A parcel of land on which the Hannibal Parks and Recreation Department plans to extend a popular trail has passed a key environmental study, clearing the way for the city to buy the strip of property that is located adjacent to Bear Creek.

“The Phase 1 environmental (study) came back fine,” said Andy Dorian, director of the Parks and Recreation Department, during the Jan. 19 Park Board meeting.

While terms of the purchase agreement had already been finalized, Dorian reported in December that the deal hinged on the findings of the environmental analysis.

“If for some reason that Phase 1 (environmental study) comes back scary and recommends a pricy Phase 2 remediation for leaky tanks or something like that, then we have the ability to back out of the deal,” he said late last year. “You can get into some very expensive Phase 2 remediation and that’s just not something we’ll probably tangle with.”

Everything else related to the sale has been completed.

“The deeds and all that stuff are fine. The contracts are signed.
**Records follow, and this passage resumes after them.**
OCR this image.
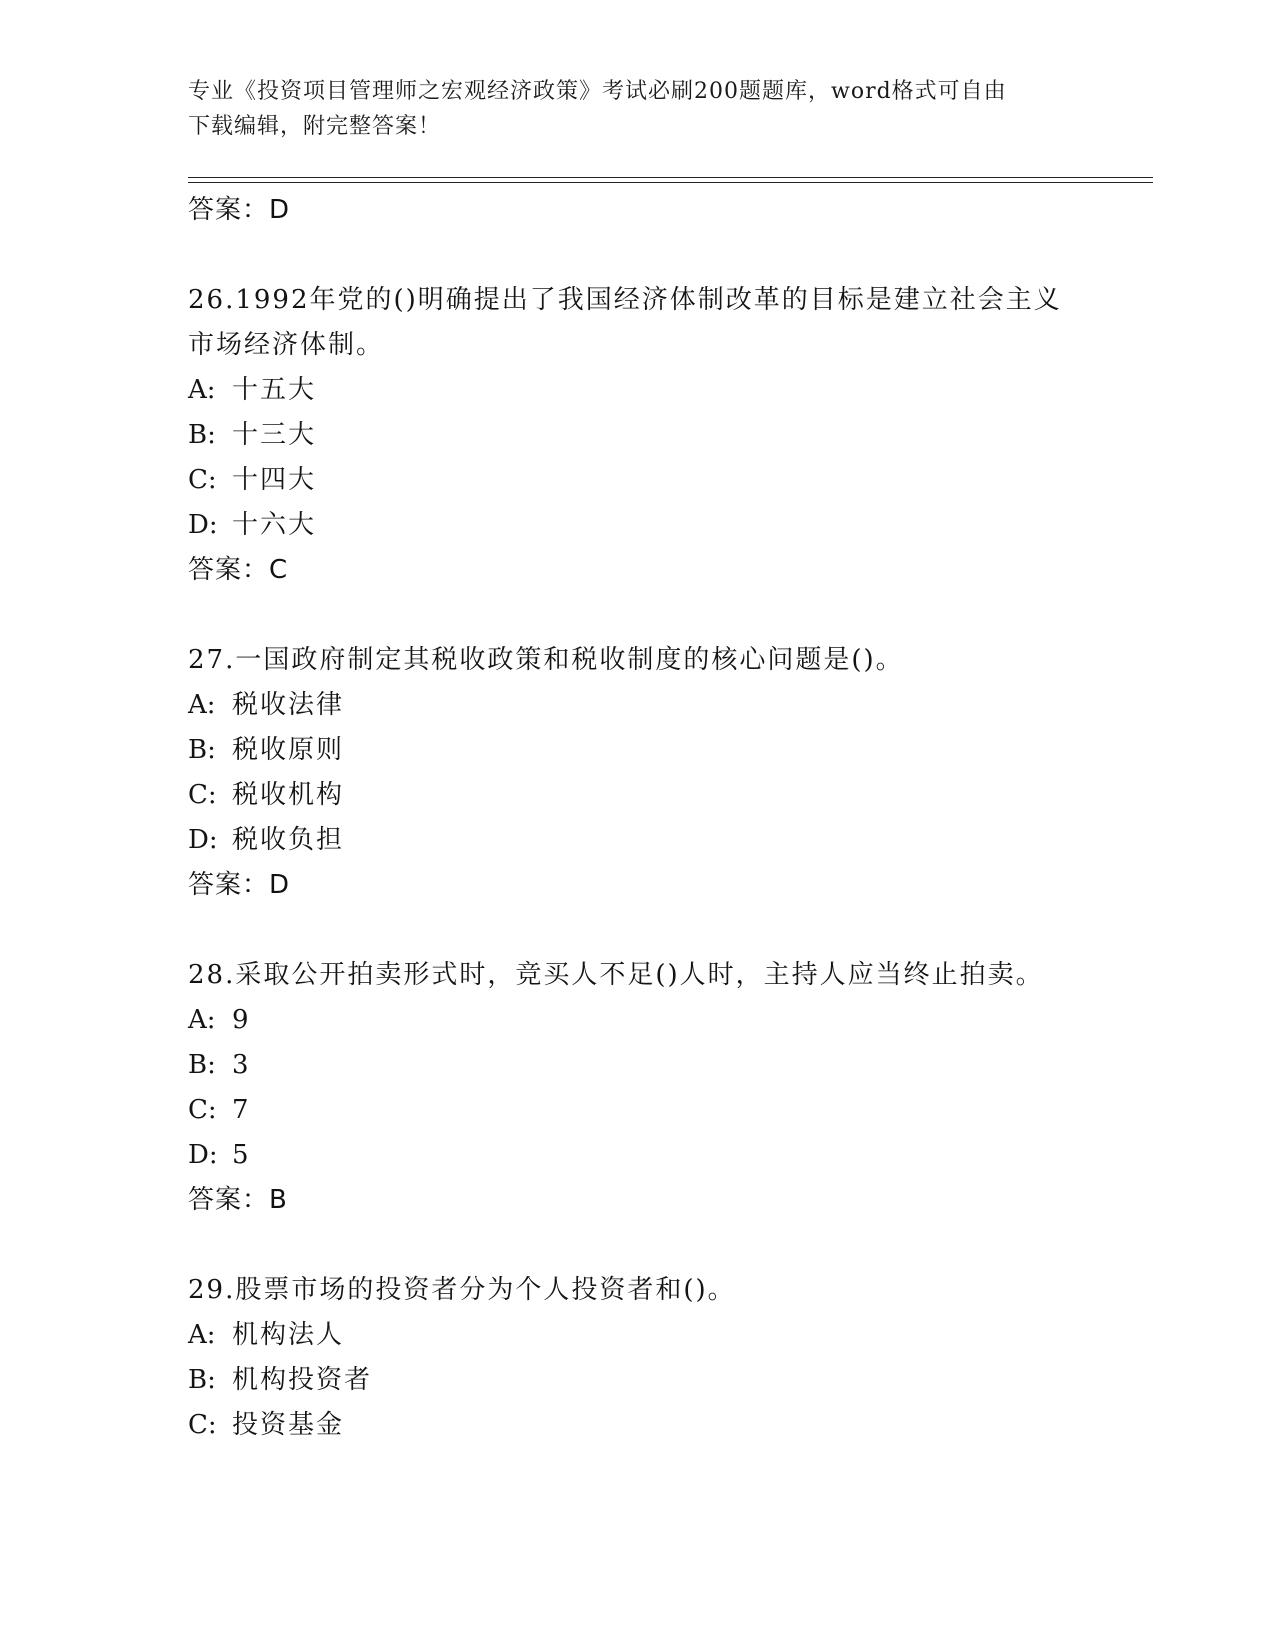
专业《投资项目管理师之宏观经济政策》考试必刷200题题库，word格式可自由
下载编辑，附完整答案！
答案：D
26.1992年党的()明确提出了我国经济体制改革的目标是建立社会主义
市场经济体制。
A: 十五大
B: 十三大
C: 十四大
D: 十六大
答案：C
27.一国政府制定其税收政策和税收制度的核心问题是()。
A: 税收法律
B: 税收原则
C: 税收机构
D: 税收负担
答案：D
28.采取公开拍卖形式时，竞买人不足()人时，主持人应当终止拍卖。
A: 9
B: 3
C: 7
D: 5
答案：B
29.股票市场的投资者分为个人投资者和()。
A: 机构法人
B: 机构投资者
C: 投资基金
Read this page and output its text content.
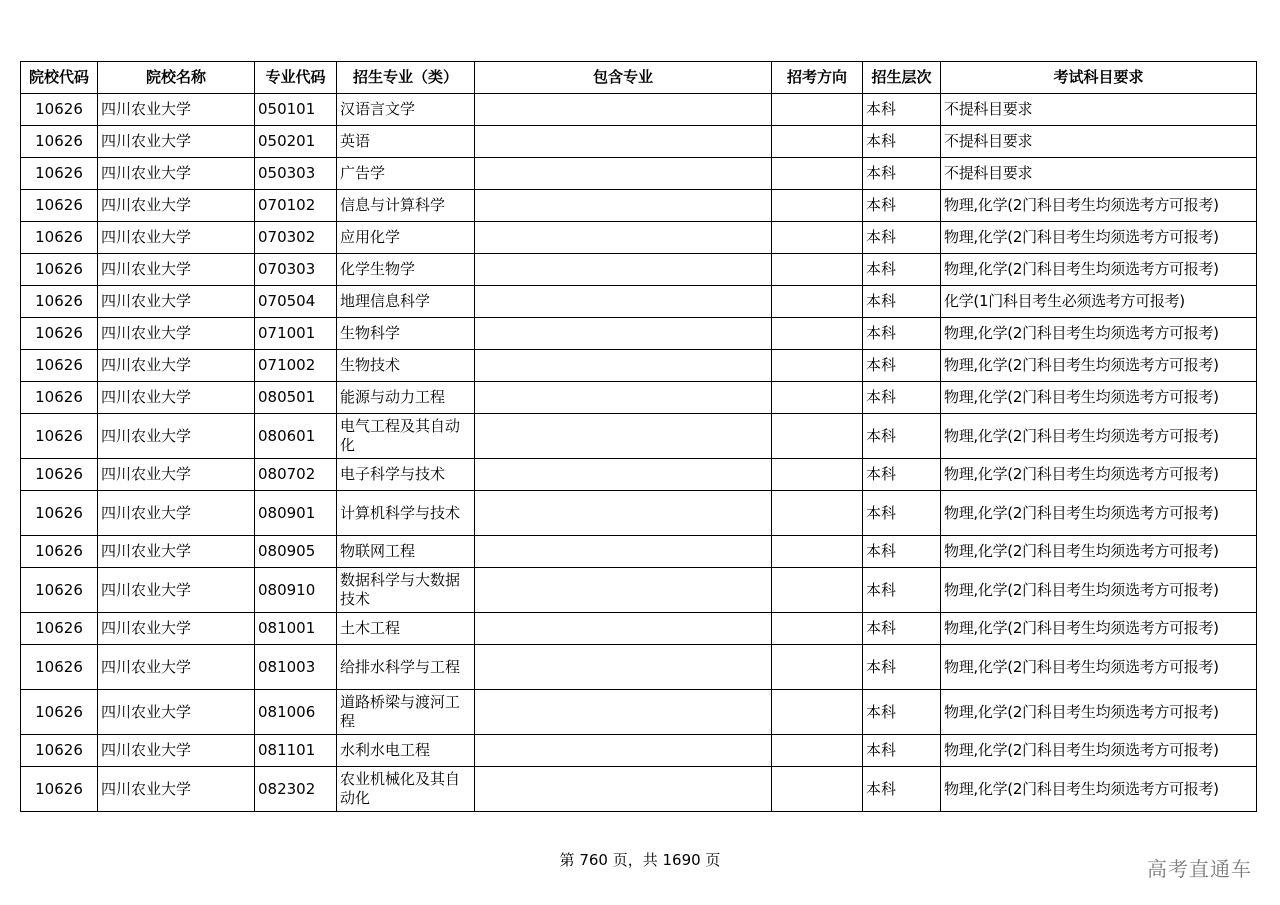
院校代码	院校名称	专业代码	招生专业（类）	包含专业	招考方向	招生层次	考试科目要求
10626	四川农业大学	050101	汉语言文学			本科	不提科目要求
10626	四川农业大学	050201	英语			本科	不提科目要求
10626	四川农业大学	050303	广告学			本科	不提科目要求
10626	四川农业大学	070102	信息与计算科学			本科	物理,化学(2门科目考生均须选考方可报考)
10626	四川农业大学	070302	应用化学			本科	物理,化学(2门科目考生均须选考方可报考)
10626	四川农业大学	070303	化学生物学			本科	物理,化学(2门科目考生均须选考方可报考)
10626	四川农业大学	070504	地理信息科学			本科	化学(1门科目考生必须选考方可报考)
10626	四川农业大学	071001	生物科学			本科	物理,化学(2门科目考生均须选考方可报考)
10626	四川农业大学	071002	生物技术			本科	物理,化学(2门科目考生均须选考方可报考)
10626	四川农业大学	080501	能源与动力工程			本科	物理,化学(2门科目考生均须选考方可报考)
10626	四川农业大学	080601	电气工程及其自动化			本科	物理,化学(2门科目考生均须选考方可报考)
10626	四川农业大学	080702	电子科学与技术			本科	物理,化学(2门科目考生均须选考方可报考)
10626	四川农业大学	080901	计算机科学与技术			本科	物理,化学(2门科目考生均须选考方可报考)
10626	四川农业大学	080905	物联网工程			本科	物理,化学(2门科目考生均须选考方可报考)
10626	四川农业大学	080910	数据科学与大数据技术			本科	物理,化学(2门科目考生均须选考方可报考)
10626	四川农业大学	081001	土木工程			本科	物理,化学(2门科目考生均须选考方可报考)
10626	四川农业大学	081003	给排水科学与工程			本科	物理,化学(2门科目考生均须选考方可报考)
10626	四川农业大学	081006	道路桥梁与渡河工程			本科	物理,化学(2门科目考生均须选考方可报考)
10626	四川农业大学	081101	水利水电工程			本科	物理,化学(2门科目考生均须选考方可报考)
10626	四川农业大学	082302	农业机械化及其自动化			本科	物理,化学(2门科目考生均须选考方可报考)
第 760 页，共 1690 页	高考直通车
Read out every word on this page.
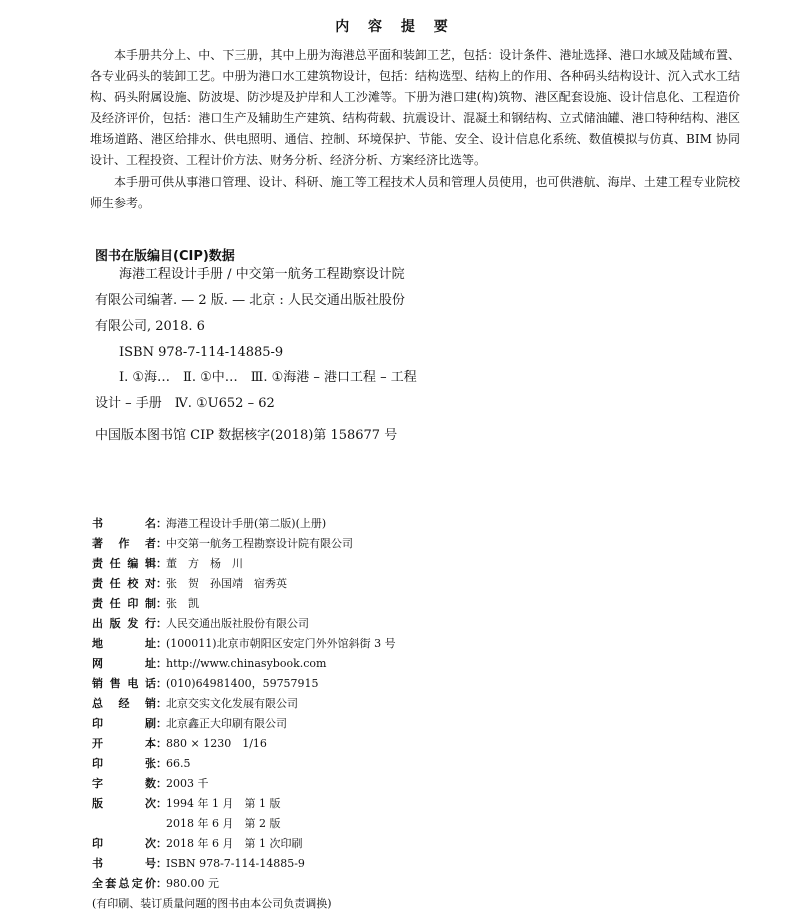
内 容 提 要

本手册共分上、中、下三册，其中上册为海港总平面和装卸工艺，包括：设计条件、港址选择、港口水域及陆域布置、各专业码头的装卸工艺。中册为港口水工建筑物设计，包括：结构选型、结构上的作用、各种码头结构设计、沉入式水工结构、码头附属设施、防波堤、防沙堤及护岸和人工沙滩等。下册为港口建(构)筑物、港区配套设施、设计信息化、工程造价及经济评价，包括：港口生产及辅助生产建筑、结构荷载、抗震设计、混凝土和钢结构、立式储油罐、港口特种结构、港区堆场道路、港区给排水、供电照明、通信、控制、环境保护、节能、安全、设计信息化系统、数值模拟与仿真、BIM 协同设计、工程投资、工程计价方法、财务分析、经济分析、方案经济比选等。

本手册可供从事港口管理、设计、科研、施工等工程技术人员和管理人员使用，也可供港航、海岸、土建工程专业院校师生参考。

图书在版编目(CIP)数据
海港工程设计手册 / 中交第一航务工程勘察设计院
有限公司编著. — 2 版. — 北京 : 人民交通出版社股份
有限公司, 2018. 6
ISBN 978-7-114-14885-9
Ⅰ. ①海…　Ⅱ. ①中…　Ⅲ. ①海港 – 港口工程 – 工程
设计 – 手册　Ⅳ. ①U652 – 62
中国版本图书馆 CIP 数据核字(2018)第 158677 号
书名：海港工程设计手册(第二版)(上册)
著作者：中交第一航务工程勘察设计院有限公司
责任编辑：董　方　杨　川
责任校对：张　贺　孙国靖　宿秀英
责任印制：张　凯
出版发行：人民交通出版社股份有限公司
地址：(100011)北京市朝阳区安定门外外馆斜街 3 号
网址：http://www.chinasybook.com
销售电话：(010)64981400，59757915
总经销：北京交实文化发展有限公司
印刷：北京鑫正大印刷有限公司
开本：880 × 1230　1/16
印张：66.5
字数：2003 千
版次：1994 年 1 月　第 1 版
2018 年 6 月　第 2 版
印次：2018 年 6 月　第 1 次印刷
书号：ISBN 978-7-114-14885-9
全套总定价：980.00 元
(有印刷、装订质量问题的图书由本公司负责调换)
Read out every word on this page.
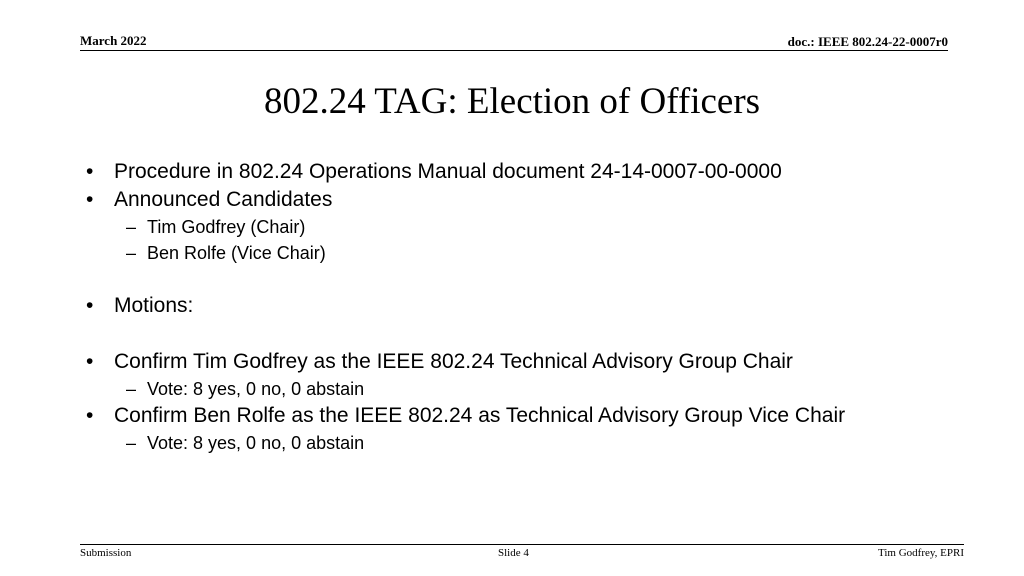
March 2022	doc.: IEEE 802.24-22-0007r0
802.24 TAG: Election of Officers
• Procedure in 802.24 Operations Manual document 24-14-0007-00-0000
• Announced Candidates
– Tim Godfrey (Chair)
– Ben Rolfe (Vice Chair)
• Motions:
• Confirm Tim Godfrey as the IEEE 802.24 Technical Advisory Group Chair
– Vote: 8 yes, 0 no, 0 abstain
• Confirm Ben Rolfe as the IEEE 802.24 as Technical Advisory Group Vice Chair
– Vote: 8 yes, 0 no, 0 abstain
Submission	Slide 4	Tim Godfrey, EPRI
We just have to do the closing,” said Dorian on Jan. 19. “Hopefully in the next two weeks we’ll get that done.”

To help cover the cost of extending the Bear Creek Trail that will run along the northern edge of the Sodalis Nature Preserve to Patchen Street, the Parks & Recreation Department will be seeking a grant for just under $100,000 through a federally-funded program that is authorized by the U.S. Congress under the Fixing America’s Surface Transportation (FAST) Act. The purpose of the Act is to help states provide and maintain recreational trails and trail-related facilities.

On Dec. 20 the City Council approved the purchase by the Parks and Recreation Department of the real estate needed for the trail extension. Also OK’d that night was a recipient agreement between the Parks and Recreation Department and The Conservation Fund for $19,500. The money is being used to buy the land for the trail extension.

If awarded the grant, the city will need to provide a 20 percent match. That should not be a problem, according to Dorian.

“The 20 (percent) can be in-kind. We’re going to build the project in-house so we’ll be well over that 20 percent,” he said. “The $19,500 from The Conservation Fund also is part of that in-kind, the donation of the land. That will go toward that match as well.

“If we’re able to get that grant there’s not a whole lot of cost on the city’s side. We’ll do it for practically nothing. That’s a key. That’s why we’re doing it.”

According to Dorian, the grant money would be used to cover the cost of base material, asphalt, signage and benches along the new section of trail.

The process of filling out the grant application is already underway.

“It’s a pretty extensive grant; it’s not a one-page grant. It’s a lot of work and a lot of time, but it’s worth it,” said Dorian, adding the deadline for submitting the grant application is Friday, Feb. 17.

During the Jan. 19 public hearing regarding the grant, Dorian said notification regarding the awarding of the grant will likely occur this summer. Work on the Bear Creek Trail extension would commence late this year. It is anticipated that the new section of trail would be completed by April 2018.